2012 ist die gelbe Villa von der unabhängigen Prüfgesellschaft PHINEO gAG als Projekt mit besonderer Wirksamkeit gegen die Folgen von Kinderarmut ausgezeichnet worden. Das Haus erhielt damit als eine von bundesweit 23 Organisationen eine Qualitätsempfehlung für vorbildliches und wirkungsvolles gesellschaftliches Engagement für mehr Chancengerechtigkeit.
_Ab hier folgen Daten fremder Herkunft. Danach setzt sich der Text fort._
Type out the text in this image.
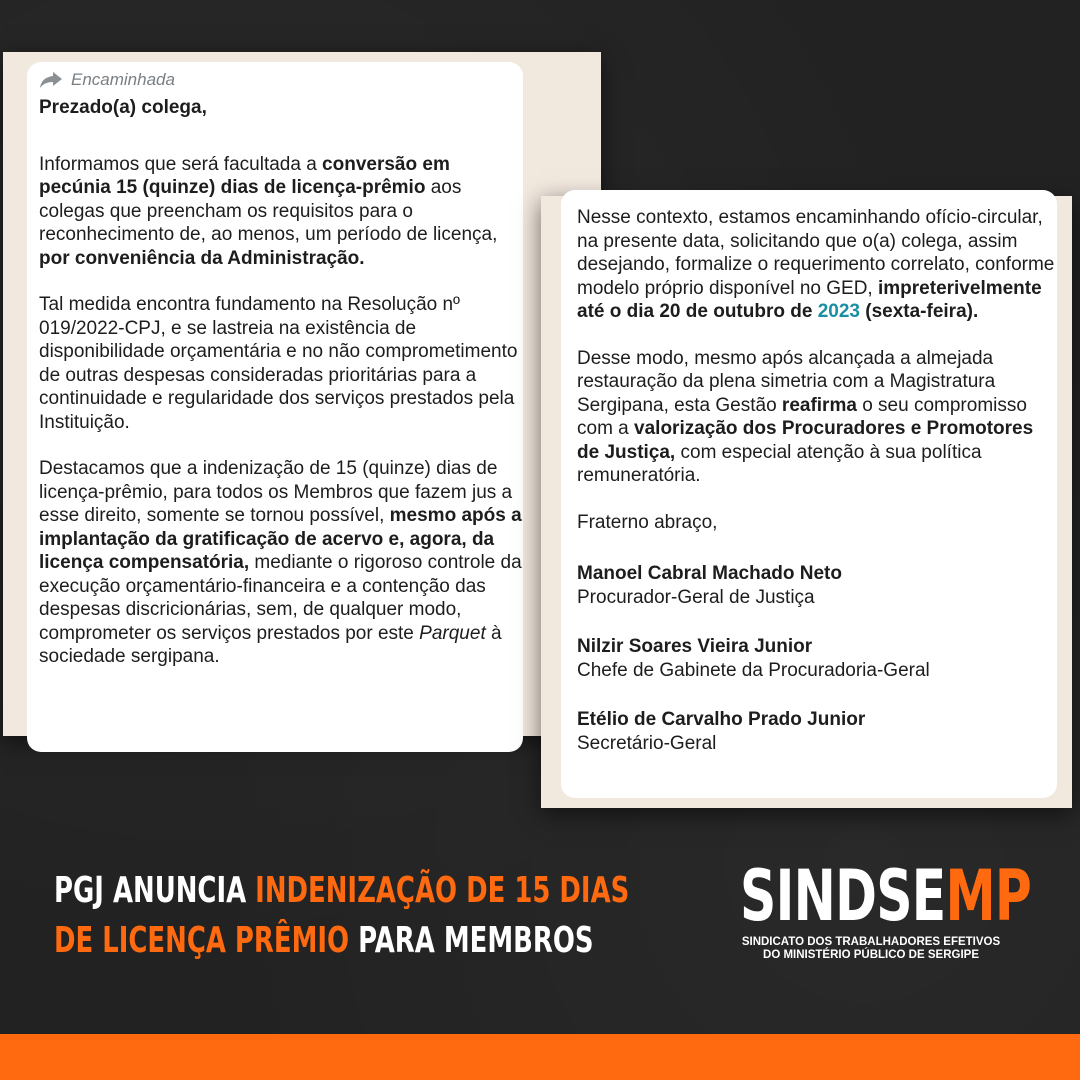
Encaminhada

Prezado(a) colega,

Informamos que será facultada a conversão em pecúnia 15 (quinze) dias de licença-prêmio aos colegas que preencham os requisitos para o reconhecimento de, ao menos, um período de licença, por conveniência da Administração.

Tal medida encontra fundamento na Resolução nº 019/2022-CPJ, e se lastreia na existência de disponibilidade orçamentária e no não comprometimento de outras despesas consideradas prioritárias para a continuidade e regularidade dos serviços prestados pela Instituição.

Destacamos que a indenização de 15 (quinze) dias de licença-prêmio, para todos os Membros que fazem jus a esse direito, somente se tornou possível, mesmo após a implantação da gratificação de acervo e, agora, da licença compensatória, mediante o rigoroso controle da execução orçamentário-financeira e a contenção das despesas discricionárias, sem, de qualquer modo, comprometer os serviços prestados por este Parquet à sociedade sergipana.

Nesse contexto, estamos encaminhando ofício-circular, na presente data, solicitando que o(a) colega, assim desejando, formalize o requerimento correlato, conforme modelo próprio disponível no GED, impreterivelmente até o dia 20 de outubro de 2023 (sexta-feira).

Desse modo, mesmo após alcançada a almejada restauração da plena simetria com a Magistratura Sergipana, esta Gestão reafirma o seu compromisso com a valorização dos Procuradores e Promotores de Justiça, com especial atenção à sua política remuneratória.

Fraterno abraço,

Manoel Cabral Machado Neto
Procurador-Geral de Justiça
Nilzir Soares Vieira Junior
Chefe de Gabinete da Procuradoria-Geral
Etélio de Carvalho Prado Junior
Secretário-Geral
PGJ ANUNCIA INDENIZAÇÃO DE 15 DIAS
DE LICENÇA PRÊMIO PARA MEMBROS
SINDSEMP
SINDICATO DOS TRABALHADORES EFETIVOS
DO MINISTÉRIO PÚBLICO DE SERGIPE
Angesprochen werden junge Menschen im Alter von sechs bis 16 Jahren – unabhängig vom kulturellen, religiösen und sozialen Hintergrund. Viele Projekte wenden sich speziell an bildungsferne und sozial schwächere Heranwachsende an, doch kommt es dem Team immer auf die „richtige Mischung an. Der Anteil an Kindern und Jugendlichen mit Migrationshintergrund liegt meist bei 50%.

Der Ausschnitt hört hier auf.